Formes sociales OHADA usuelles
| Forme | Capital minimum | Usage typique |
|---|---|---|
| SA | 10 000 000 FCFA (XOF) | Gouvernance codifiée, accès à l’épargne publique |
| SAS | Librement fixé par les statuts | Souplesse statutaire — co-entreprises, holdings |
| SARL | Librement fixé par les statuts | Projets plus simples, structure légère |
| Succursale | Rattachement à la société étrangère | Limite de durée OHADA à anticiper |
Immatriculation au RCCM via le guichet unique — le Centre de Formalités des Entreprises (CFE) délivre une carte unique regroupant RCCM, numéro d’identification fiscale (NIF) et numéro CNSS.
Régime fiscal — l’essentiel
| Impôt | Taux | Précisions |
|---|---|---|
| Impôt sur les sociétés (IS) | 27 % | Taux unique du bénéfice imposable, sans taux sectoriel différencié en droit commun. Impôt minimum forfaitaire : 1 % du chiffre d’affaires hors taxes, plancher de 20 000 FCFA, dû même en l’absence de bénéfice. |
| TVA | 18 % | Taux unique. Exportations au taux zéro ; exonérations sectorielles. Pas de taux réduit en vigueur. |
| Retenues à la source (non-résidents) | 20 % (services / redevances) | Dividendes : 13 % (7 % pour les sociétés cotées sur une bourse UEMOA agréée). Intérêts : retenue applicable, taux variable selon l’instrument. Réduction possible sous réserve d’une convention fiscale applicable — à vérifier au cas par cas. |
| Conventions fiscales | France · UEMOA (8 États) | Réseau conventionnel réduit : convention bilatérale France-Togo et convention multilatérale UEMOA. Hors convention, les retenues s’appliquent au taux de droit interne plein. |
Source fiscalité : Code général des impôts du Togo (Office togolais des recettes), mis à jour 2025.
Secteurs attractifs
- Logistique portuaire — le Port autonome de Lomé, port en eau profonde et leader régional du transbordement, dessert l’hinterland sahélien (Niger, Mali, Burkina Faso) ; pivot du corridor Lomé–Ouagadougou–Niamey.
- Place financière régionale — concentration unique de sièges d’institutions : BOAD (Banque ouest-africaine de développement), BIDC (banque de la CEDEAO), Ecobank (groupe ETI) et Oragroup.
- Mines & matériaux — phosphates et clinker/ciment ; ressources minières exportatrices.
- Agro-industrie — coton (premier produit d’exportation agricole), café, cacao et soja ; potentiel de transformation locale.
- Industrie & transformation — montée en puissance de la Plateforme industrielle d’Adétikopé (PIA) (transformation du coton, du soja et du sésame, port sec, logistique).
Incitations à l’investissement
- Régime de zone franche — créé en 1989, parmi les plus anciens d’Afrique de l’Ouest ; exonérations de droits et taxes de douane et régime fiscal privilégié pour les activités de transformation tournées vers l’exportation (sous agrément et conditions).

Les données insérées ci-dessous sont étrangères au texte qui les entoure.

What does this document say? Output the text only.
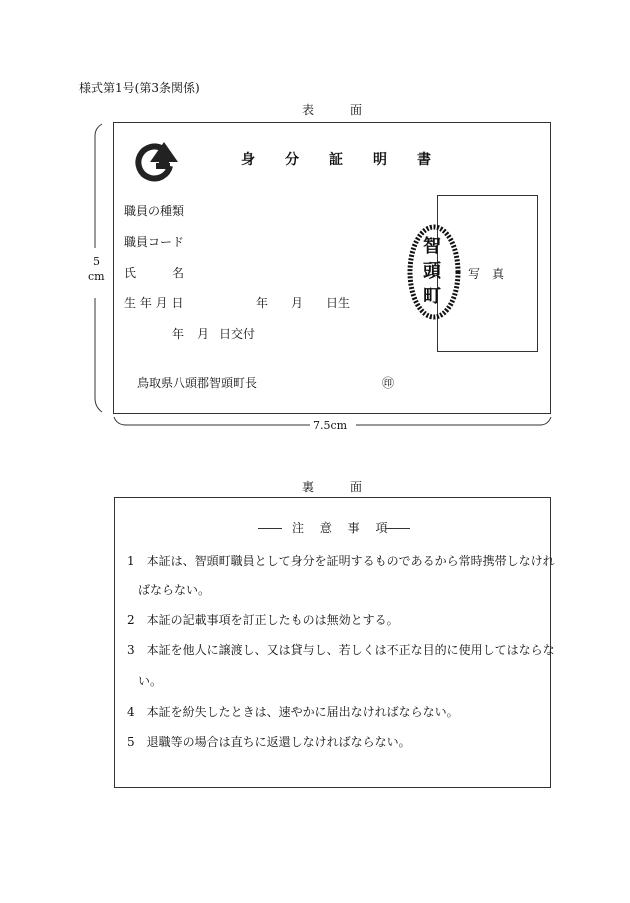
様式第1号(第3条関係)
表面
5
cm
身分証明書
職員の種類
職員コード
氏　　　名
生 年 月 日	年 月 日生
年 月 日交付
鳥取県八頭郡智頭町長	㊞
写　真
智
頭
町
7.5cm
裏面
注 意 事 項
1 本証は、智頭町職員として身分を証明するものであるから常時携帯しなけれ
ばならない。
2 本証の記載事項を訂正したものは無効とする。
3 本証を他人に譲渡し、又は貸与し、若しくは不正な目的に使用してはならな
い。
4 本証を紛失したときは、速やかに届出なければならない。
5 退職等の場合は直ちに返還しなければならない。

- Plateforme industrielle d’Adétikopé (PIA) — inaugurée en 2021 ; transformation locale des matières premières, port sec et services logistiques intégrés.
- Code des investissements — avantages proportionnels au montant investi et conditionnés à la création d’emplois, renforcés pour les régions de l’intérieur.

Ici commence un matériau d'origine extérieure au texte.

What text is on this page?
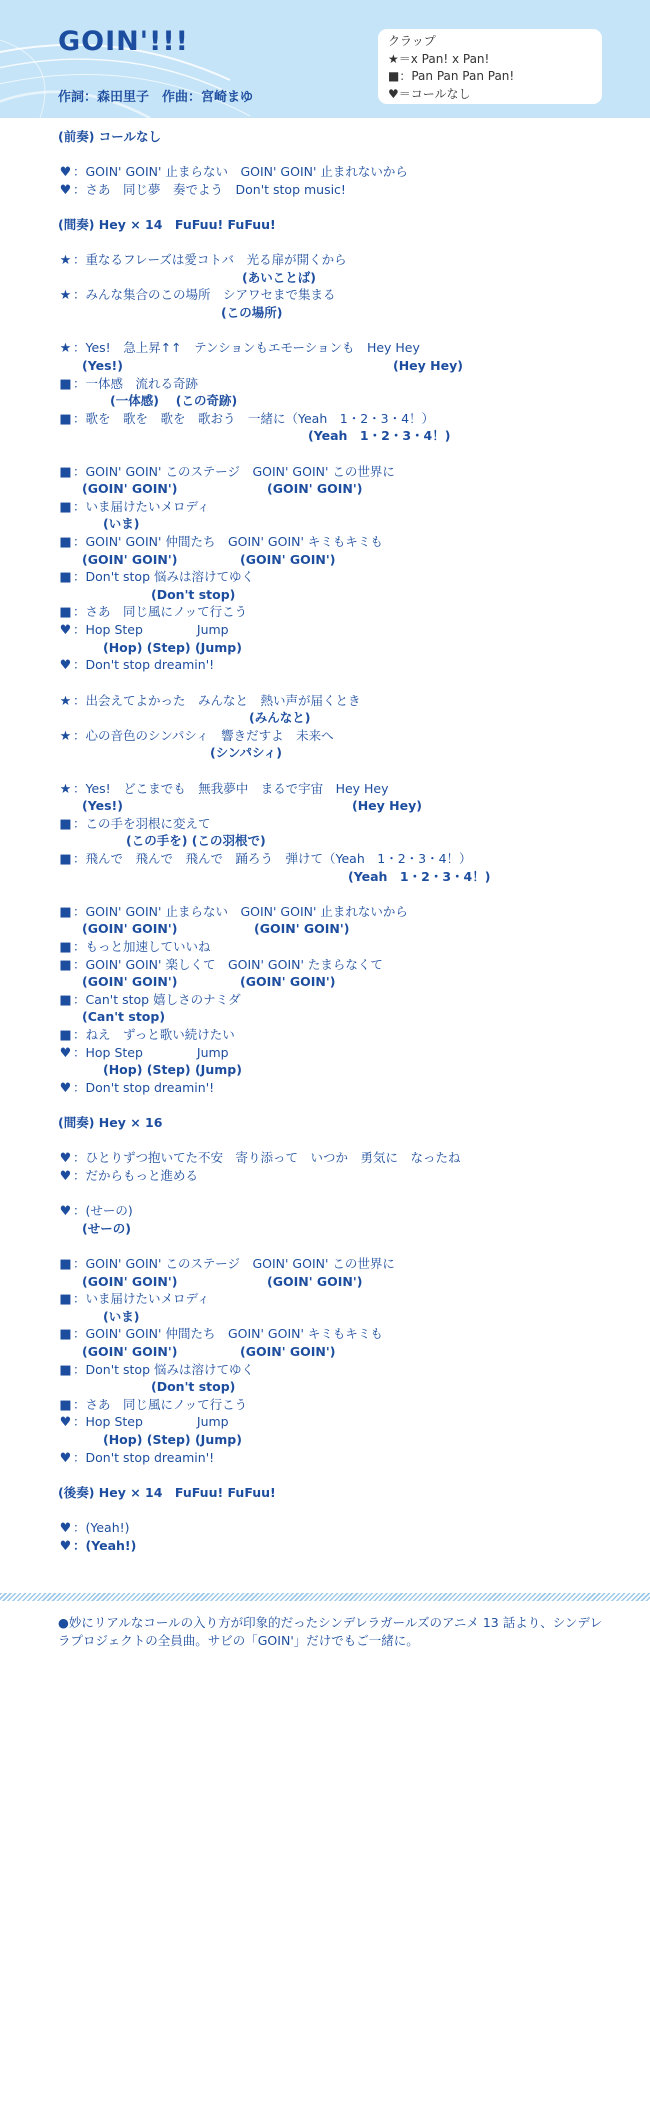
GOIN'!!!
作詞：森田里子　作曲：宮崎まゆ
クラップ
★＝x Pan! x Pan!
■：Pan Pan Pan Pan!
♥＝コールなし
(前奏) コールなし
♥ ：GOIN' GOIN' 止まらない　GOIN' GOIN' 止まれないから
♥ ：さあ　同じ夢　奏でよう　Don't stop music!
(間奏) Hey × 14　FuFuu! FuFuu!
★ ：重なるフレーズは愛コトバ　光る扉が開くから
(あいことば)
★ ：みんな集合のこの場所　シアワセまで集まる
(この場所)
★ ：Yes!　急上昇↑↑　テンションもエモーションも　Hey Hey
(Yes!)	(Hey Hey)
■：一体感　流れる奇跡
(一体感)　 (この奇跡)
■：歌を　歌を　歌を　歌おう　一緒に（Yeah　1・2・3・4！）
(Yeah　1・2・3・4！)
■：GOIN' GOIN' このステージ　GOIN' GOIN' この世界に
(GOIN' GOIN')	(GOIN' GOIN')
■：いま届けたいメロディ
(いま)
■：GOIN' GOIN' 仲間たち　GOIN' GOIN' キミもキミも
(GOIN' GOIN')	(GOIN' GOIN')
■：Don't stop 悩みは溶けてゆく
(Don't stop)
■：さあ　同じ風にノッて行こう
♥ ：Hop Step　　　　 Jump
(Hop) (Step) (Jump)
♥ ：Don't stop dreamin'!
★ ：出会えてよかった　みんなと　熱い声が届くとき
(みんなと)
★ ：心の音色のシンパシィ　響きだすよ　未来へ
(シンパシィ)
★ ：Yes!　どこまでも　無我夢中　まるで宇宙　Hey Hey
(Yes!)	(Hey Hey)
■：この手を羽根に変えて
(この手を) (この羽根で)
■：飛んで　飛んで　飛んで　踊ろう　弾けて（Yeah　1・2・3・4！）
(Yeah　1・2・3・4！)
■：GOIN' GOIN' 止まらない　GOIN' GOIN' 止まれないから
(GOIN' GOIN')	(GOIN' GOIN')
■：もっと加速していいね
■：GOIN' GOIN' 楽しくて　GOIN' GOIN' たまらなくて
(GOIN' GOIN')	(GOIN' GOIN')
■：Can't stop 嬉しさのナミダ
(Can't stop)
■：ねえ　ずっと歌い続けたい
♥ ：Hop Step　　　　 Jump
(Hop) (Step) (Jump)
♥ ：Don't stop dreamin'!
(間奏) Hey × 16
♥ ：ひとりずつ抱いてた不安　寄り添って　いつか　勇気に　なったね
♥ ：だからもっと進める
♥ ：(せーの)
(せーの)
■：GOIN' GOIN' このステージ　GOIN' GOIN' この世界に
(GOIN' GOIN')	(GOIN' GOIN')
■：いま届けたいメロディ
(いま)
■：GOIN' GOIN' 仲間たち　GOIN' GOIN' キミもキミも
(GOIN' GOIN')	(GOIN' GOIN')
■：Don't stop 悩みは溶けてゆく
(Don't stop)
■：さあ　同じ風にノッて行こう
♥ ：Hop Step　　　　 Jump
(Hop) (Step) (Jump)
♥ ：Don't stop dreamin'!
(後奏) Hey × 14　FuFuu! FuFuu!
♥ ：(Yeah!)
♥ ：(Yeah!)
●妙にリアルなコールの入り方が印象的だったシンデレラガールズのアニメ 13 話より、シンデレラプロジェクトの全員曲。サビの「GOIN'」だけでもご一緒に。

- API-ZF (Agence de promotion des investissements et de la zone franche) — guichet unique de l’investissement et de la zone franche, instruction des agréments encadrée dans des délais resserrés.
Permis de travail des expatriés
- Délivrance de titres de séjour et de travail au personnel expatrié titulaire d’un contrat local.
- Libre transfert des salaires vers le pays d’origine, après acquittement des impôts et charges sociales togolais.
Réglementation des changes
- Cadre UEMOA / BCEAO. Les opérations financières avec l’étranger relèvent de la réglementation des changes commune de l’UEMOA, administrée par la BCEAO ; les mouvements de capitaux et les transferts sont encadrés, passent par des intermédiaires agréés (banques) et sont soumis à déclaration.
- Rapatriement des dividendes et des capitaux. Le transfert à l’étranger des bénéfices, dividendes et produits de cession est possible, mais conditionné à la justification des flux et à l’acquittement des impôts dus — à structurer et documenter dès l’entrée dans le capital.
- Stabilité de change. La parité fixe XOF/EUR (655,957) supprime le risque de change vis-à-vis de la zone euro ; la convertibilité avec les devises tierces et les transferts hors zone restent toutefois réglementés.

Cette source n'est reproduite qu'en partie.